Já que o assunto de hoje envolve a psicologia, antes de entrar no mérito eu preciso fazer uma confissão, para que os leitores compreendam um pouco do “estilo literário” ambíguo deste que vos fala: o eu-narrador destes artigos sofre de dupla personalidade.

É estranho, eu sei (e eu concordo). Sou tanto o que vos fala aqui de fora dos parenteses (e eu, que habito o imprevisível mundo entre estes dois caracteres). É de se esperar, vez ou outra, que quando eu abra um parenteses, eu acabe dando voz à um outro ser, mais sarcástico e menos ponderado, mais sincero e menos polido (vou levar isso como um elogio, hein).

Talvez minha dupla personalidade até tenha tratamento (qual é, não gosta de mim?), mas tem certas coisas que não tem tratamento. Não porque sejam uma doença ou uma patologia, muito pelo contrário.

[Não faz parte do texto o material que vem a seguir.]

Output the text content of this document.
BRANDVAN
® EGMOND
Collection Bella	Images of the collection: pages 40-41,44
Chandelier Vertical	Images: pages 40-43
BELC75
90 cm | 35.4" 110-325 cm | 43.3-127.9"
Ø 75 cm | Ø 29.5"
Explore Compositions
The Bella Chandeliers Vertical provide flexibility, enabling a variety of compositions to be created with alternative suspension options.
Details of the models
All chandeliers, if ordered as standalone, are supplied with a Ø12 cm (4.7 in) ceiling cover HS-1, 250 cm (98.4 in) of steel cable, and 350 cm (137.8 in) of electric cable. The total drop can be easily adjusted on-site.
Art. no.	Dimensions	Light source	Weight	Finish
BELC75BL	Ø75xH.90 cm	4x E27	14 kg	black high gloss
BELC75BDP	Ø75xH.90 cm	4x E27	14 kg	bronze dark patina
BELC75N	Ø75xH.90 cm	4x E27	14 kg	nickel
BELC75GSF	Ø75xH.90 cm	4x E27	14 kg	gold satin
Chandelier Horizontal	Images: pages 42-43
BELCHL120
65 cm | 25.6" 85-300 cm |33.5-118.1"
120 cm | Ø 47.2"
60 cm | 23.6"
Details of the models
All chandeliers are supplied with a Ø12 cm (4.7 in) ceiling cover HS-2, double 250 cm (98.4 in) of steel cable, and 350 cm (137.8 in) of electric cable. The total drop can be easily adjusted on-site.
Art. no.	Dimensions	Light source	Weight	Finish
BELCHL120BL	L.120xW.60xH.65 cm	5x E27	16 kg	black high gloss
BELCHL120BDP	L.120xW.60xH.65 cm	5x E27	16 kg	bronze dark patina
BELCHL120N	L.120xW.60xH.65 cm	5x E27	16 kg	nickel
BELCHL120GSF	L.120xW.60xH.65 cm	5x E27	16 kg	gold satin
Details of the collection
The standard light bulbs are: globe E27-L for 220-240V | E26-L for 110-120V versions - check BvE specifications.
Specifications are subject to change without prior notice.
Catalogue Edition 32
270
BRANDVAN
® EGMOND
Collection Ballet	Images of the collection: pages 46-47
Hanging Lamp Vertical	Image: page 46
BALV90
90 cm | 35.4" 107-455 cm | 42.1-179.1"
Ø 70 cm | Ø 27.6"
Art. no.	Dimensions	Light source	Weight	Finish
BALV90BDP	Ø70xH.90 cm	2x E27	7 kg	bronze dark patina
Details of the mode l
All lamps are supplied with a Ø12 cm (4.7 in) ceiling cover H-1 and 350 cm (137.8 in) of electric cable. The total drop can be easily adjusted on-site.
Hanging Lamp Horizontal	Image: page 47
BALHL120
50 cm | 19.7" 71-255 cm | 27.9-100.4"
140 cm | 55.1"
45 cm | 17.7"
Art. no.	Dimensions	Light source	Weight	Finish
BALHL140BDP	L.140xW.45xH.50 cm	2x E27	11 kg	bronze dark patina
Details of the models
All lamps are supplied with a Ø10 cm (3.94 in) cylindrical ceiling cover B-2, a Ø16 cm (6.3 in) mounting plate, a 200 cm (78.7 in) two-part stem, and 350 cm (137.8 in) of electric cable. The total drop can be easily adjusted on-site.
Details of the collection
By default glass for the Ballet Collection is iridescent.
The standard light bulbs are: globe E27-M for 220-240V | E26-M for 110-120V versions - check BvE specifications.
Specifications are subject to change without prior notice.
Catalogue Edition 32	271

É porque simplesmente são o que são, sem que seja algo ruim ou que faça mal à qualquer pessoa, inclusive à ela mesma.

Mas a sociedade, sempre retrógrada e imbuída de um grau incrível de pseudo-cientificismo, de misticismo e muitas vezes de superstição, ainda crê que determinadas características sejam problema para alguém. Pobre do gato que nasceu preto.

A história, outra ciência, também nos mostra que, ciclicamente, nos deparamos com estas anomalias sociais. Há tempos atrás, ser canhoto era um problema muito sério. E essas coisas acabam sempre respigando no direito. Cesare Lombroso, conhecido como o “pai da criminologia”, chegou afirmar que aos canhotos faltam senso sobre a moral, sendo estes mais suscetíveis às psicopatias, à criminalidade e à violência. Lombroso era médico.

Cesare Lombroso

E assim, assutados com as voltas que esse mundo já deu (e continua dando) chegamos à questão (que só é polêmica porque falta bom senso e vontade de estudar para muitas pessoas) da homossexualidade. Para falar a real, eu nem vou perder meu tempo falando sobre a questão, senão ressaltar que não se trata, sob hipótese nenhuma, de qualquer tipo de problema de saúde ou de patologia.

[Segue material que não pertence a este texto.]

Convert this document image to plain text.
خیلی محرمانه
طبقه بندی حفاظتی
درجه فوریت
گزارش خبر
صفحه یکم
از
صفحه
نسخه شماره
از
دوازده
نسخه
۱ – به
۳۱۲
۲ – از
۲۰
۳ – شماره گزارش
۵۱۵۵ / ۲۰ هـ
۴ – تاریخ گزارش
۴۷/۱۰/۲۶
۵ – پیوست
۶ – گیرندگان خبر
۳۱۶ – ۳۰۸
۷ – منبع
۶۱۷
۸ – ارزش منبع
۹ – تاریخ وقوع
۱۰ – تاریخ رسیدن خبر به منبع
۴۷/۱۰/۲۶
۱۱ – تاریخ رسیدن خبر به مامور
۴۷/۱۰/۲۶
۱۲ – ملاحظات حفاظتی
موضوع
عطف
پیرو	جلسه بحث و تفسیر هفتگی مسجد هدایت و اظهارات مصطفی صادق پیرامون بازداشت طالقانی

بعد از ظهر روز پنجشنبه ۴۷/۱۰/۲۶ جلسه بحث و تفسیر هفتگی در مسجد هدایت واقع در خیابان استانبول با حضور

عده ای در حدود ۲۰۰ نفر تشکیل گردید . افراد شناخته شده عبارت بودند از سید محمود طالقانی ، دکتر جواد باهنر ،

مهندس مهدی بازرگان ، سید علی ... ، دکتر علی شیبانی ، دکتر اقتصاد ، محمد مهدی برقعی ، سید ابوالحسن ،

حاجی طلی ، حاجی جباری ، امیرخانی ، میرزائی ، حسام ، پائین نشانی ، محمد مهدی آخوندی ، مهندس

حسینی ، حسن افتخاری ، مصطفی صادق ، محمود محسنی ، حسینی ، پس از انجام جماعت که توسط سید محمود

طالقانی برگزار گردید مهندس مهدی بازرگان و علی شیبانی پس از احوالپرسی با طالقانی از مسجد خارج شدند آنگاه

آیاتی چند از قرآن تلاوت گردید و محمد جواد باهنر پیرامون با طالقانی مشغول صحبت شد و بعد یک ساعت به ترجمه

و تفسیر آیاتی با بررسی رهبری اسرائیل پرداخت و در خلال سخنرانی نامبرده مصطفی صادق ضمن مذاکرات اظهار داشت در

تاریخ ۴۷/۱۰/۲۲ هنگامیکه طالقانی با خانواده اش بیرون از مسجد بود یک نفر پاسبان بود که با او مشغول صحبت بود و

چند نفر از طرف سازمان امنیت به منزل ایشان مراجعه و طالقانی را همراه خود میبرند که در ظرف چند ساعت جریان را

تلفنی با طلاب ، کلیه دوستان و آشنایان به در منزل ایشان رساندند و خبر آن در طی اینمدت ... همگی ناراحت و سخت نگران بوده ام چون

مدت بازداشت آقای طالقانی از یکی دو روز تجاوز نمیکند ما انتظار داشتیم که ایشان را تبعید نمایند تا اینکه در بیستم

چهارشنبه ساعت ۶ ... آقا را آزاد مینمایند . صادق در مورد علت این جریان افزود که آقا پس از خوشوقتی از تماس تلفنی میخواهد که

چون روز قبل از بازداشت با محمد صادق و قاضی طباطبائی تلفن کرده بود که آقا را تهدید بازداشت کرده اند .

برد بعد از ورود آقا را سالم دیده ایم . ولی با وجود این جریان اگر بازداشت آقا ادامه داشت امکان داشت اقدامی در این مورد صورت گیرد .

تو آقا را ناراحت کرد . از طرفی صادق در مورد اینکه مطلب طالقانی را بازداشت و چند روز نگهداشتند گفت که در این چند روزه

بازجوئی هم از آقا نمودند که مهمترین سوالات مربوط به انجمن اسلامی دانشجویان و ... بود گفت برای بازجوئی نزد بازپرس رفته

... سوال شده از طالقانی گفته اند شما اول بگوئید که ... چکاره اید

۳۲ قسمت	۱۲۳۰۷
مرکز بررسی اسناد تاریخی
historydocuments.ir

Se você tiver interesse em saber mais sobre o assunto, recomendo muitíssimo esse vídeo, do Pirula (Paulo Miranda Nascimento), que é biólogo e paleontólogo, mestre e doutor pela USP, que explica, bem certinho, praticamente tudo sobre o assunto. O vídeo tem cerca de 30 minutos de duração, mas resume bem décadas de estudos científicos e coloca, parafraseando o próprio vídeo, um ponto final da questão. Vale mesmo à pena assistir. Eu até espero.

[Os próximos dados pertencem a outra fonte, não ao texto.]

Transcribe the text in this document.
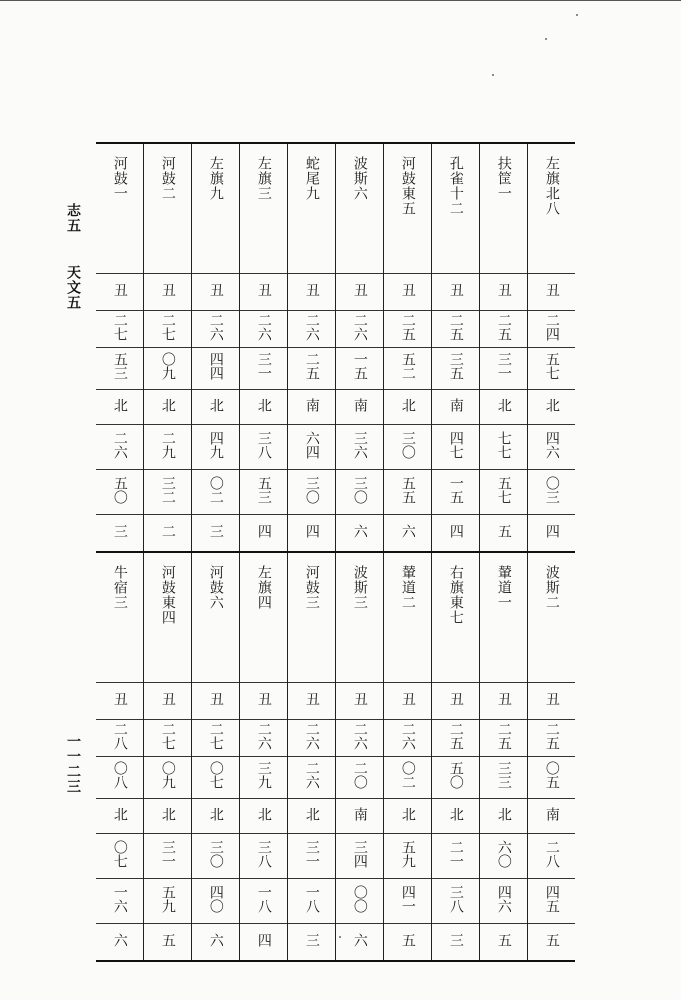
志五
天文五
一一二三
河鼓一	河鼓二	左旗九	左旗三	蛇尾九	波斯六	河鼓東五	孔雀十二	扶筐一	左旗北八
丑	丑	丑	丑	丑	丑	丑	丑	丑	丑
二七	二七	二六	二六	二六	二六	二五	二五	二五	二四
五三	〇九	四四	三一	二五	一五	五二	三五	三一	五七
北	北	北	北	南	南	北	南	北	北
二六	二九	四九	三八	六四	三六	三〇	四七	七七	四六
五〇	三二	〇二	五三	三〇	三〇	五五	一五	五七	〇三
三	二	三	四	四	六	六	四	五	四
牛宿三	河鼓東四	河鼓六	左旗四	河鼓三	波斯三	輦道二	右旗東七	輦道一	波斯二
丑	丑	丑	丑	丑	丑	丑	丑	丑	丑
二八	二七	二七	二六	二六	二六	二六	二五	二五	二五
〇八	〇九	〇七	三九	二六	二〇	〇二	五〇	三三	〇五
北	北	北	北	北	南	北	北	北	南
〇七	三一	三〇	三八	三一	三四	五九	二一	六〇	二八
一六	五九	四〇	一八	一八	〇〇	四一	三八	四六	四五
六	五	六	四	三	六	五	三	五	五
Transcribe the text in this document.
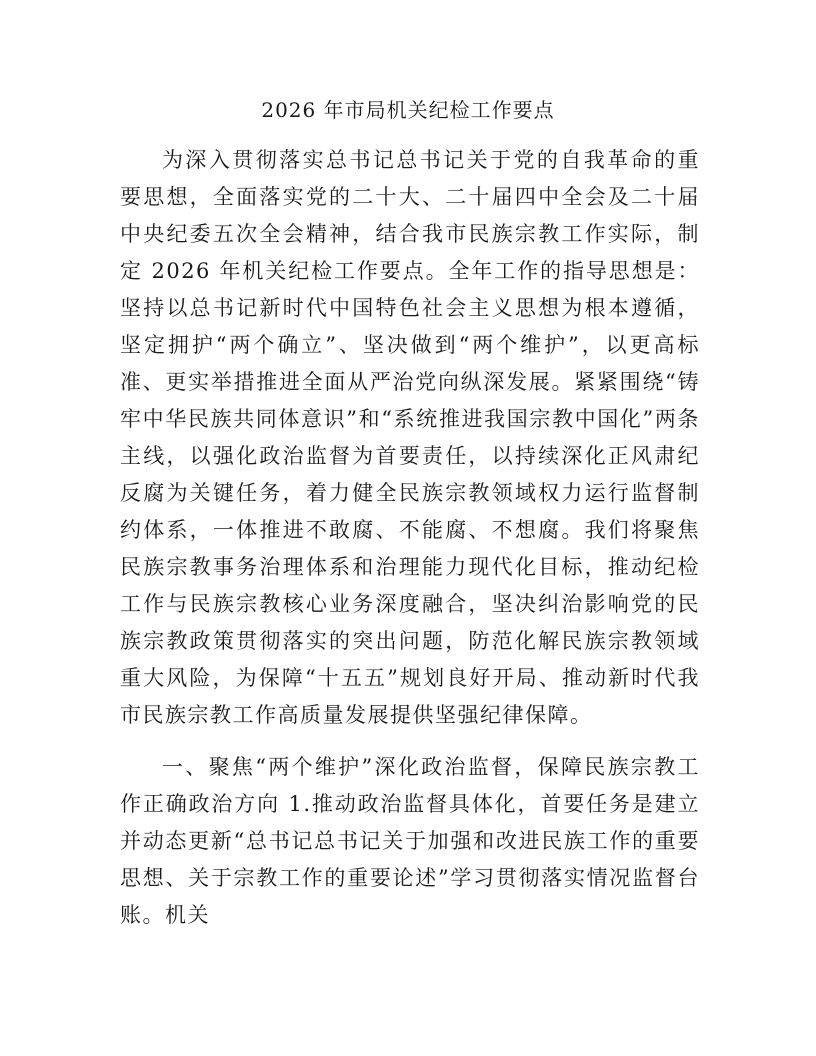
2026 年市局机关纪检工作要点

为深入贯彻落实总书记总书记关于党的自我革命的重要思想，全面落实党的二十大、二十届四中全会及二十届中央纪委五次全会精神，结合我市民族宗教工作实际，制定 2026 年机关纪检工作要点。全年工作的指导思想是：坚持以总书记新时代中国特色社会主义思想为根本遵循，坚定拥护“两个确立”、坚决做到“两个维护”，以更高标准、更实举措推进全面从严治党向纵深发展。紧紧围绕“铸牢中华民族共同体意识”和“系统推进我国宗教中国化”两条主线，以强化政治监督为首要责任，以持续深化正风肃纪反腐为关键任务，着力健全民族宗教领域权力运行监督制约体系，一体推进不敢腐、不能腐、不想腐。我们将聚焦民族宗教事务治理体系和治理能力现代化目标，推动纪检工作与民族宗教核心业务深度融合，坚决纠治影响党的民族宗教政策贯彻落实的突出问题，防范化解民族宗教领域重大风险，为保障“十五五”规划良好开局、推动新时代我市民族宗教工作高质量发展提供坚强纪律保障。

一、聚焦“两个维护”深化政治监督，保障民族宗教工作正确政治方向 1.推动政治监督具体化，首要任务是建立并动态更新“总书记总书记关于加强和改进民族工作的重要思想、关于宗教工作的重要论述”学习贯彻落实情况监督台账。机关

O que vamos discutir hoje é até que ponto pode o Poder Judiciário interferir não somente em outros Poderes Constitucionais como interferir também nas ciências?

Este problema, que não é atual, tem até um nome: ativismo judicial.

O ativismo judicial é um fenômeno jurídico que costuma designar a interferência de maneira regular e significativa nas opções políticas dos demais Poderes — Legislativo e Executivo. É um tema bastante polêmico e que, hoje, ganha mais um pequeno contorno — pois interfere também nas opções científicas das classes.

Isto porque o juiz Waldemar Cláudio de Carvalho, da 14ª Vara Federal do Distrito Federal interferiu na esfera de atuação de uma ciência — a Psicologia — ciência esta que, segundo consta (ou melhor, não consta!) o Magistrado não possui formação. Mais que isso: o magistrado também interferiu na esfera do Poder Legislativo, uma vez que as atribuições da profissão do Psicólogo devem ser disciplinadas, conforme a Lei Federal 5.766/71, pelo Conselho Federal de Psicologia.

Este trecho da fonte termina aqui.